A witch uses her cat to find new eyes for her.
An area not far from where Jeanie lived was known as Dogtown before it became part of Nashville, Tennessee. Dogtown was full of witches and drunks. A witch who was a prostitute put spells on men to make them think she was beautiful and young. Sometimes, the spell wore off too soon, which wasn’t good for customer relations. Once, a disgruntled and drunken gambler came back and stole her eyes while she was asleep. From then on, she needed human eyes to see. The problem was they’d last only a week before drying out, so she was in rather constant want of fresh eyes.

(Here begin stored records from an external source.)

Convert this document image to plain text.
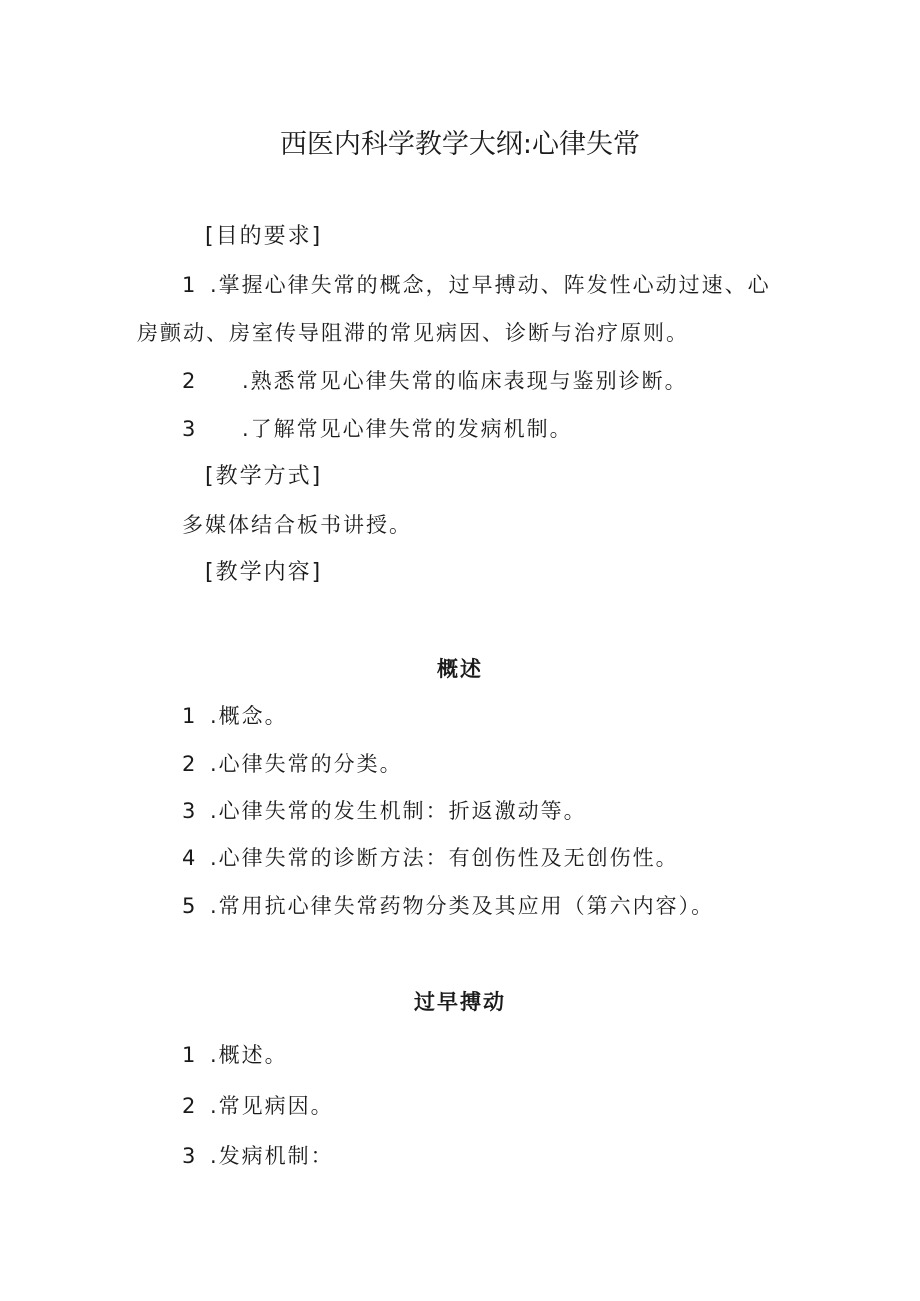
西医内科学教学大纲:心律失常
[目的要求]
1 .掌握心律失常的概念，过早搏动、阵发性心动过速、心
房颤动、房室传导阻滞的常见病因、诊断与治疗原则。
2 .熟悉常见心律失常的临床表现与鉴别诊断。
3 .了解常见心律失常的发病机制。
[教学方式]
多媒体结合板书讲授。
[教学内容]
概述
1 .概念。
2 .心律失常的分类。
3 .心律失常的发生机制：折返激动等。
4 .心律失常的诊断方法：有创伤性及无创伤性。
5 .常用抗心律失常药物分类及其应用（第六内容）。
过早搏动
1 .概述。
2 .常见病因。
3 .发病机制：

The sightless witch taught her cat to get eyes for her. When the drunks fell down in the street at two or three in the morning, the cat would come out of the shadows from under a wooden porch along a dirt street. The cat walked softly to one fallen drunk after another, putting its nose to each man’s face to see if he would wake up easily.

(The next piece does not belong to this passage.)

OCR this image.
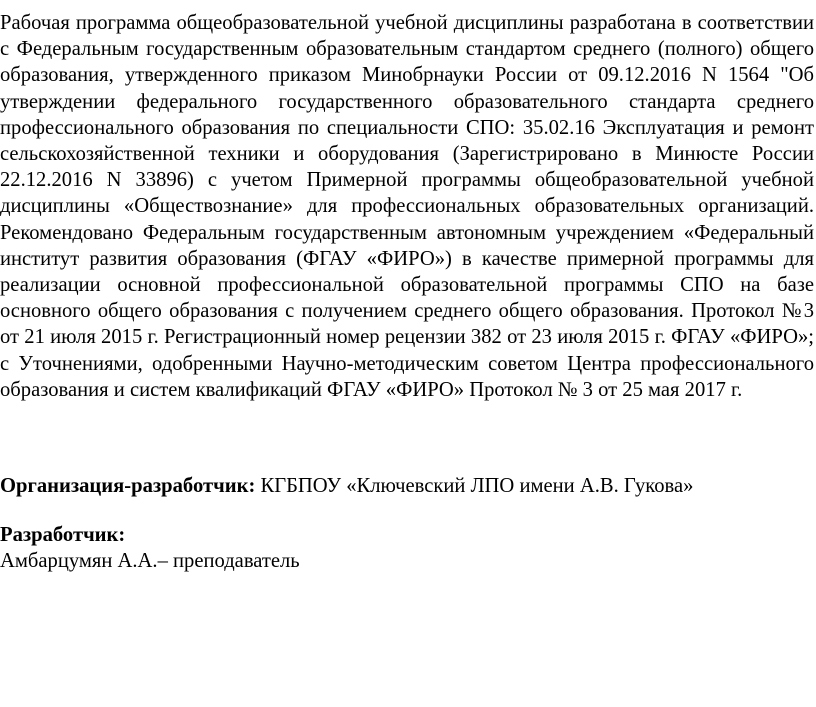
Рабочая программа общеобразовательной учебной дисциплины разработана в соответствии с Федеральным государственным образовательным стандартом среднего (полного) общего образования, утвержденного приказом Минобрнауки России от 09.12.2016 N 1564 "Об утверждении федерального государственного образовательного стандарта среднего профессионального образования по специальности СПО: 35.02.16 Эксплуатация и ремонт сельскохозяйственной техники и оборудования (Зарегистрировано в Минюсте России 22.12.2016 N 33896) с учетом Примерной программы общеобразовательной учебной дисциплины «Обществознание» для профессиональных образовательных организаций. Рекомендовано Федеральным государственным автономным учреждением «Федеральный институт развития образования (ФГАУ «ФИРО») в качестве примерной программы для реализации основной профессиональной образовательной программы СПО на базе основного общего образования с получением среднего общего образования. Протокол №3 от 21 июля 2015 г. Регистрационный номер рецензии 382 от 23 июля 2015 г. ФГАУ «ФИРО»; с Уточнениями, одобренными Научно-методическим советом Центра профессионального образования и систем квалификаций ФГАУ «ФИРО» Протокол № 3 от 25 мая 2017 г.

Организация-разработчик: КГБПОУ «Ключевский ЛПО имени А.В. Гукова»

Разработчик:

Амбарцумян А.А.– преподаватель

When he didn’t, the cat went to work. Using furry paws so soft you could barely feel a thing, the cat milked both eyeballs from inside their sockets. When the cat had them all the way out, dangling on their sinewy cords of pink flesh, it extended its claws and cut them cleanly off, one after another. It escaped through the night at a silent run, a human eyeball dangling from each side of its mouth. The witch could see for a few days and became a beautiful young prostitute again. She learned to be careful not to put the eyes in upside down.
“Bull malarkey!” Rusty said when Jeanie was through telling him about it.
“How do you know it’s not true? You’ve never seen a prostitute. You don’t know whose eyes they wear.”
Jeanie’s cousin didn’t know for sure what a prostitute was, except that he wasn’t supposed to say the word around adults, which made it interesting. He liked Jeanie, and he liked being at her place. He learned all sorts of things.
Just off Brick Church Road north of Nashville was a little farm valley called Willow Creek. Most pets in Willow Creek were house cats. They stalked through the yards and fields like all cats do when given the opportunity. The family cats would loll around on a porch or under a tree and let you look at them. One big cat in Willow Creek, however, was just a blur.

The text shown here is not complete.